Dodici mesi di meticoloso lavoro hanno restituito splendore a due capolavori di Jacopo Tintoretto conservati nell’Abbazia di San Giorgio a Venezia. L’Ultima Cena e Il popolo di Israele nel deserto, realizzati tra il 1592 e il 1594, hanno recuperato luminosità e leggibilità dopo la rimozione delle vernici ingiallite dal tempo.

Il cantiere, trasformato in spazio educativo aperto al pubblico, ha attratto veneziani e visitatori da ogni parte del mondo, offrendo l’occasione rara di osservare da vicino le tecniche esecutive del maestro cinquecentesco.

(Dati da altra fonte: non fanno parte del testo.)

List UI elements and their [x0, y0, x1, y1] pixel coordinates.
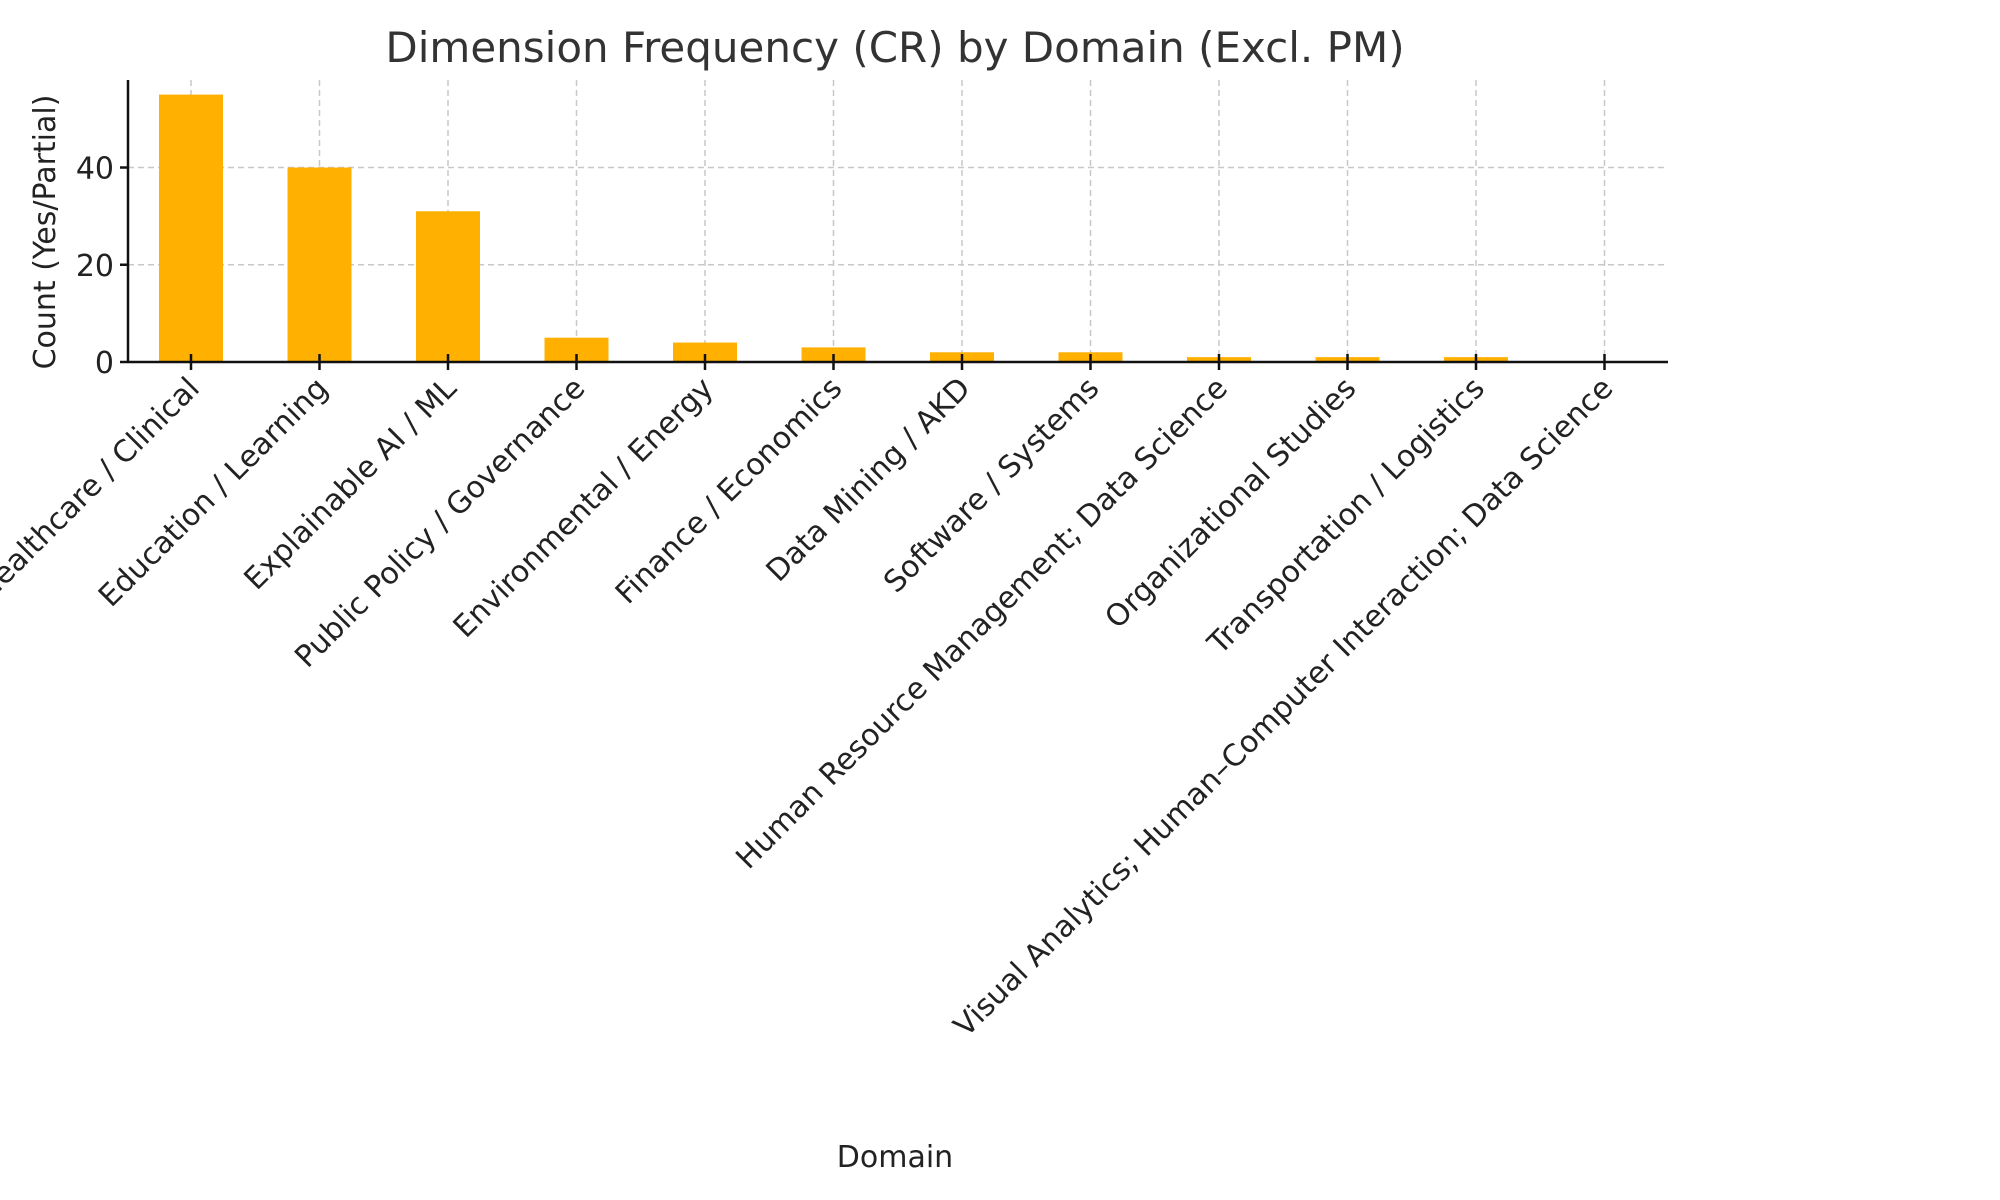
- y-tick-label: 20: [76, 249, 114, 284]
- bar: [673, 342, 737, 362]
- bar: [416, 211, 480, 362]
- x-axis-label: Domain: [837, 1140, 953, 1175]
- x-tick-label: Explainable AI / ML: [238, 371, 464, 597]
- y-tick-label: 40: [76, 152, 114, 187]
- x-tick-label: Education / Learning: [92, 371, 335, 614]
- chart-title: Dimension Frequency (CR) by Domain (Excl…: [385, 23, 1404, 72]
- x-tick-label: Environmental / Energy: [447, 371, 721, 645]
- x-tick-label: Software / Systems: [877, 371, 1106, 600]
- y-axis-label: Count (Yes/Partial): [28, 95, 63, 370]
- grid-lines: [128, 80, 1668, 363]
- x-tick-label: Transportation / Logistics: [1201, 371, 1492, 662]
- bar: [159, 94, 223, 362]
- y-ticks: 0 20 40: [76, 152, 128, 381]
- x-tick-label: Human Resource Management; Data Science: [729, 371, 1234, 876]
- axes: [126, 80, 1668, 364]
- y-tick-label: 0: [95, 346, 114, 381]
- bars: [159, 94, 1508, 362]
- bar: [287, 167, 352, 362]
- x-tick-label: Healthcare / Clinical: [0, 371, 207, 609]
- x-tick-label: Finance / Economics: [609, 371, 849, 611]
- x-tick-label: Organizational Studies: [1098, 371, 1363, 636]
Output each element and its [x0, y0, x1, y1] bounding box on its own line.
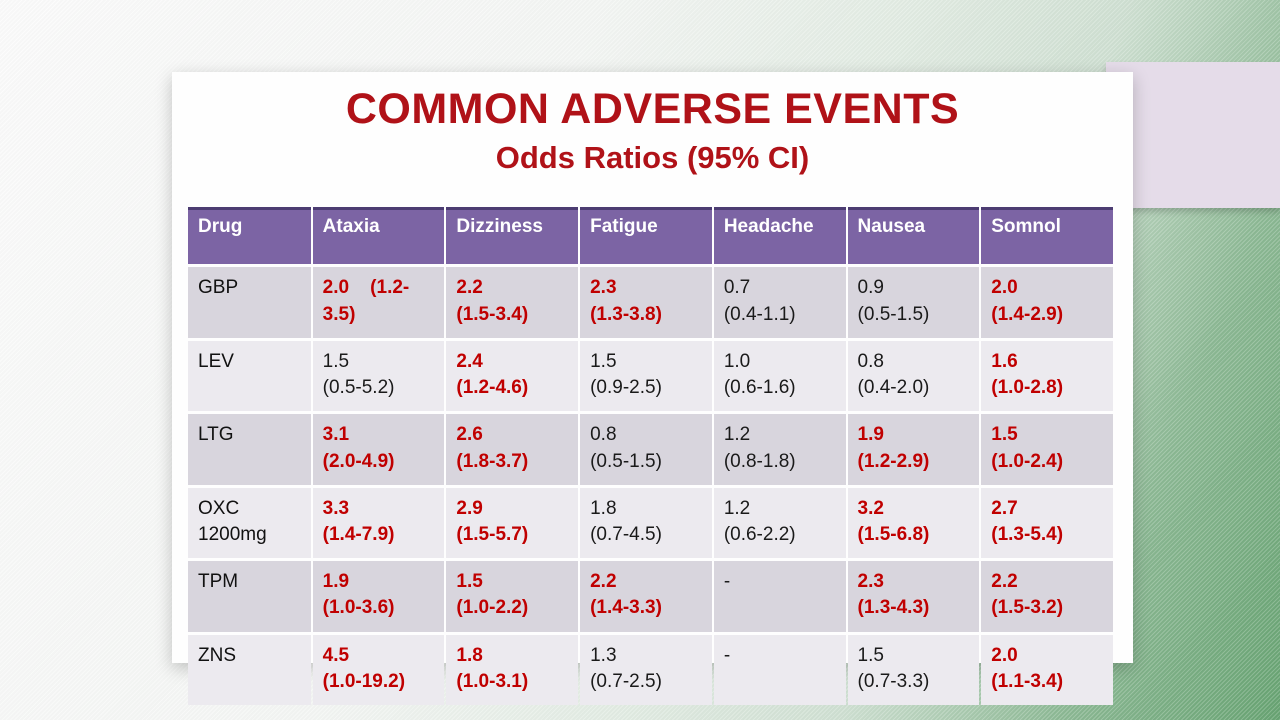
odds-ratio-cell: 3.3 (1.4-7.9): [312, 487, 445, 559]
table-row: LTG 3.1 (2.0-4.9) 2.6 (1.8-3.7) 0.8 (0.5-1.…: [188, 414, 1113, 485]
odds-ratio-cell: 0.8 (0.5-1.5): [580, 414, 712, 485]
odds-ratio-cell: 1.5 (1.0-2.4): [981, 414, 1113, 485]
odds-ratio-cell: 1.2 (0.6-2.2): [713, 487, 846, 559]
odds-ratio-cell: 2.3 (1.3-3.8): [580, 267, 712, 338]
adverse-events-table: Drug Ataxia Dizziness Fatigue Headache Nausea…: [186, 204, 1115, 708]
column-header-fatigue: Fatigue: [580, 207, 712, 265]
column-header-drug: Drug: [188, 207, 311, 265]
column-header-nausea: Nausea: [847, 207, 980, 265]
odds-ratio-cell: 1.5 (0.5-5.2): [312, 340, 445, 412]
odds-ratio-cell: 2.9 (1.5-5.7): [446, 487, 579, 559]
odds-ratio-cell: 1.8 (0.7-4.5): [580, 487, 712, 559]
odds-ratio-cell: 2.3 (1.3-4.3): [847, 561, 980, 632]
table-row: ZNS 4.5 (1.0-19.2) 1.8 (1.0-3.1) 1.3 (0.7-2…: [188, 634, 1113, 706]
odds-ratio-cell: 0.9 (0.5-1.5): [847, 267, 980, 338]
table-row: LEV 1.5 (0.5-5.2) 2.4 (1.2-4.6) 1.5 (0.9-2.…: [188, 340, 1113, 412]
drug-name: OXC 1200mg: [188, 487, 311, 559]
column-header-ataxia: Ataxia: [312, 207, 445, 265]
odds-ratio-cell: 1.8 (1.0-3.1): [446, 634, 579, 706]
drug-name: ZNS: [188, 634, 311, 706]
odds-ratio-cell: -: [713, 634, 846, 706]
odds-ratio-cell: 3.1 (2.0-4.9): [312, 414, 445, 485]
slide-title: COMMON ADVERSE EVENTS: [345, 85, 960, 133]
odds-ratio-cell: 2.2 (1.5-3.2): [981, 561, 1113, 632]
lavender-accent-box: [1106, 62, 1280, 208]
odds-ratio-cell: 1.9 (1.2-2.9): [847, 414, 980, 485]
table-row: OXC 1200mg 3.3 (1.4-7.9) 2.9 (1.5-5.7) 1.8 …: [188, 487, 1113, 559]
odds-ratio-cell: 2.0 (1.1-3.4): [981, 634, 1113, 706]
table-row: GBP 2.0 (1.2- 3.5) 2.2 (1.5-3.4) 2.3 (1.3-3…: [188, 267, 1113, 338]
odds-ratio-cell: 2.7 (1.3-5.4): [981, 487, 1113, 559]
odds-ratio-cell: 2.0 (1.2- 3.5): [312, 267, 445, 338]
odds-ratio-cell: 1.6 (1.0-2.8): [981, 340, 1113, 412]
column-header-somnol: Somnol: [981, 207, 1113, 265]
presentation-slide: COMMON ADVERSE EVENTS Odds Ratios (95% C…: [172, 72, 1133, 706]
odds-ratio-cell: 2.0 (1.4-2.9): [981, 267, 1113, 338]
odds-ratio-cell: 1.3 (0.7-2.5): [580, 634, 712, 706]
odds-ratio-cell: 2.4 (1.2-4.6): [446, 340, 579, 412]
odds-ratio-cell: 0.8 (0.4-2.0): [847, 340, 980, 412]
odds-ratio-cell: 1.9 (1.0-3.6): [312, 561, 445, 632]
odds-ratio-cell: 4.5 (1.0-19.2): [312, 634, 445, 706]
odds-ratio-cell: 0.7 (0.4-1.1): [713, 267, 846, 338]
table-body: GBP 2.0 (1.2- 3.5) 2.2 (1.5-3.4) 2.3 (1.3-3…: [188, 267, 1113, 706]
slide-subtitle: Odds Ratios (95% CI): [495, 140, 810, 176]
odds-ratio-cell: 2.2 (1.4-3.3): [580, 561, 712, 632]
odds-ratio-cell: 1.5 (1.0-2.2): [446, 561, 579, 632]
odds-ratio-cell: 1.0 (0.6-1.6): [713, 340, 846, 412]
column-header-dizziness: Dizziness: [446, 207, 579, 265]
odds-ratio-cell: 1.5 (0.7-3.3): [847, 634, 980, 706]
odds-ratio-cell: 3.2 (1.5-6.8): [847, 487, 980, 559]
drug-name: LEV: [188, 340, 311, 412]
drug-name: TPM: [188, 561, 311, 632]
table-row: TPM 1.9 (1.0-3.6) 1.5 (1.0-2.2) 2.2 (1.4-3.…: [188, 561, 1113, 632]
odds-ratio-cell: 1.2 (0.8-1.8): [713, 414, 846, 485]
drug-name: LTG: [188, 414, 311, 485]
odds-ratio-cell: 2.2 (1.5-3.4): [446, 267, 579, 338]
odds-ratio-cell: 2.6 (1.8-3.7): [446, 414, 579, 485]
odds-ratio-cell: -: [713, 561, 846, 632]
column-header-headache: Headache: [713, 207, 846, 265]
drug-name: GBP: [188, 267, 311, 338]
table-header-row: Drug Ataxia Dizziness Fatigue Headache Nausea…: [188, 207, 1113, 265]
odds-ratio-cell: 1.5 (0.9-2.5): [580, 340, 712, 412]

Dettagli compositivi rimasti celati per decenni hanno finalmente rivelato l’intento spirituale e artistico che anima entrambe le opere.

Domani, 8 maggio, i due teleri torneranno al loro collocamento originale nel presbiterio della basilica, dove accoglieranno nuovamente i monaci benedettini e continueranno a dialogare con la comunità e i visitatori. Il restauro rappresenta non solo un atto conservativo, ma un’occasione di riscoperta del genio tintorettiano attraverso la partecipazione consapevole di chi ha seguito il progetto dall’inizio alla conclusione.